Detto questo, faccio un passo indietro nel tempo. La superstrada della Valdichienti fu iniziata trent’anni orsono e nella sua prima fase giunse da Civitanova a Tolentino dopodiché, a più riprese, si spinse fino alla Sfercia di Camerino e alla Maddalena di Muccia, dove si fermò. Prendendo atto dell’impossibilità, per i costi, di scavare un tunnel di dieci chilometri sotto Colfiorito, il proposito di farne un’arteria interregionale fra le Marche maceratesi e l’Umbria di Foligno finì nel cassetto delle cose da dimenticare. Ma dal cassetto lo tirò fuori l’economista e senatore Mario Baldassarri, il quale, nei primi anni del Duemila e da viceministro del governo Berlusconi, lanciò l’idea della “Quadrilatero”, una società mista fra risorse pubbliche e private col sistema del “project financing”. All’inizio questa idea fu combattuta dal centrosinistra per ragioni ambientali e soprattutto ideologiche (l’eccessivo spazio concesso alla speculazione privata secondo una visione “liberistica” dello sviluppo), ma successivamente, dopo compromessi che fecero crescere l’intervento pubblico, ebbe un sostanziale consenso pure dal centrosinistra. Questi i fatti, che ho riassunto sbrigativamente e magari con qualche imprecisione. Giusto, dunque, attribuire a Mario Baldassarri il merito originario dell’iniziativa, ma proporre, come ha fatto qualcuno nella cerimonia inaugurale, che l’autostrada gli sia intitolata mi sembra un tantino esagerato, nel segno, appunto, di una sin troppo pomposa – e politicamente provocatoria – retorica del bene. In Baldassarri c’era inoltre la fiducia che l’autostrada facesse fiorire iniziative imprenditoriali anche in quest’area dell’alto e altissimo Maceratese fermandone l’emarginazione e il decremento demografico. Una fiducia che forse apparteneva e appartiene al mondo dei sogni. Ma se prima o poi usciremo dalla crisi non è da escludere che qualcosa del genere metta radici pure in quei boschi, in quei prati e fra quelle civilissime popolazioni.

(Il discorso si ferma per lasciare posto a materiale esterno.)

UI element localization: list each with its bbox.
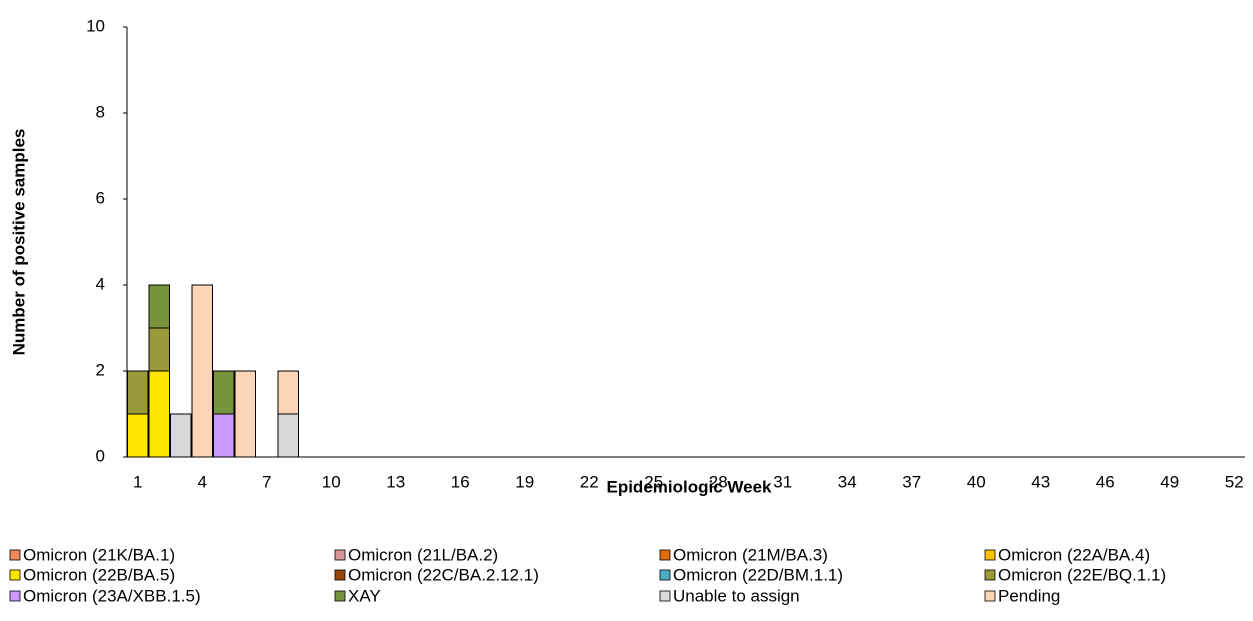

E ora passo alla retorica opposta, quella del male. Considerando che la perfezione assoluta esiste soltanto in paradiso e che il collegamento superstradale Civitanova- Foligno sulla superficie di Colfiorito non ha la sacralità di un vangelo, è innegabile che completarlo sia un oggettivo passo avanti nella modernizzazione viaria della reciproca contiguità fra il Maceratese e l’Umbria (ci si rende conto di quanto sia importante, oggigiorno, la mobilità motorizzata anche a fini culturali?). Anni fa le obiezioni al progetto di Baldassari giunsero non soltanto da ambienti politici ma anche da cattedre universitarie con argomenti che si opponevano al temuto stravolgimento dell’’integrità naturale e ambientale di Colfiorito basandosi sulla presenza, lì, di testimonianze di antichi insediamenti piceni e romani, e dei resti di un’antichissima fauna (ippopotami, rinoceronti, pantere, elefanti) che, individuati e riesumati, avrebbero favorito il potenziamento del museo-laboratorio già esistente, in piccolo, a Serravalle.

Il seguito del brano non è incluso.